Appellant argues further that the Local Board erred by finding that Orr's willingness to use force to defend himself, his mosque, his loved ones or intimate community "foreclosed him from the C.O. exemption." While the use of force to repel an assailant or an attack on one's family or friends would not be inconsistent with conscientious objector status, United States v. Purvis, 403 F.2d 555, 563 (2d Cir. 1968), there is nothing in the record to suggest that the Board based its decision on this position. As Judge Weinfeld pointed out in his opinion below the only mention made by Orr of his willingness to fight in a war in self defense, was in his November 18, 1970 appearance before the Board.

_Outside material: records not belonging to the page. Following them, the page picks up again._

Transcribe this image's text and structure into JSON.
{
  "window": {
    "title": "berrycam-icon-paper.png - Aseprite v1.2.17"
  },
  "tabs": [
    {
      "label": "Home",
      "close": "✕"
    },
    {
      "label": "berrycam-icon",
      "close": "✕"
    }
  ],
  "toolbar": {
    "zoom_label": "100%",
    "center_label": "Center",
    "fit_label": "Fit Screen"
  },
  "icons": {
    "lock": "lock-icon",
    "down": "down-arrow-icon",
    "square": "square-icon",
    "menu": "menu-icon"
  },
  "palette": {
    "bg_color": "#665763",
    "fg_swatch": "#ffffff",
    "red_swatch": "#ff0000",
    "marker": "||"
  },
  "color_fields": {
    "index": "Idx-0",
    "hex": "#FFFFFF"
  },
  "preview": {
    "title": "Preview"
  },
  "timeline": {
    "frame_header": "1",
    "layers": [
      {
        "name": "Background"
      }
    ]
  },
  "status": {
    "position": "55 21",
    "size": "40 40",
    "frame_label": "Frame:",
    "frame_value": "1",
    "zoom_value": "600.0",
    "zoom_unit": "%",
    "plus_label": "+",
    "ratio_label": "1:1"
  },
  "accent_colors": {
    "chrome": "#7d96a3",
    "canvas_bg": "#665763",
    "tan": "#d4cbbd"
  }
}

It was after this appearance that the Board provided him with a C.O. form (SSS Form 150) advising him to fill it out and that consideration would be given upon its receipt. The Board did not deny him C.O. status on the basis of this view. It was only after he returned the form and the Board called him back for a second personal interview on February 16, 1971 that he was denied C.O. status. The Board then clearly indicated that its reason was that Orr was willing to participate in a war which had "value or meaningful benefit to him", i.e., to defend territory given by America to the Black Muslims.

Appellant's argument that the Board based its decision on the erroneous "self defense" position, is based not on the record but on Chairman Edwards' testimony before the Court regarding the Local Board's policy and practice. This is testimony which the appellant curiously urges was erroneously admitted citing Lenhard v. United States, 405 U.S. 1013, 92 S. Ct. 1296, 31 L. Ed. 2d 477 (1972), which vacated our affirmance of Lenhard's conviction, 455 F.2d 1406 (2d Cir. 1971),*fn5 and remanded the case for our consideration of points raised in the memorandum of the Solicitor General; those points have no application here. In Lenhard the local board had dismissed a claim of conscientious objection without stating reasons. Thus there was no opportunity to rebut the local board's position on appeal -- there was no opportunity for a meaningful administrative review. Here there is no question of the reasons for the Board's decision. Whether or not Edwards' testimony was properly admissible, no prejudice is established by the defendant. In fact, Edwards had no independent recollection of Orr's case and could only testify as to general procedures of the Board.

Having considered all of the arguments made on this appeal, we affirm.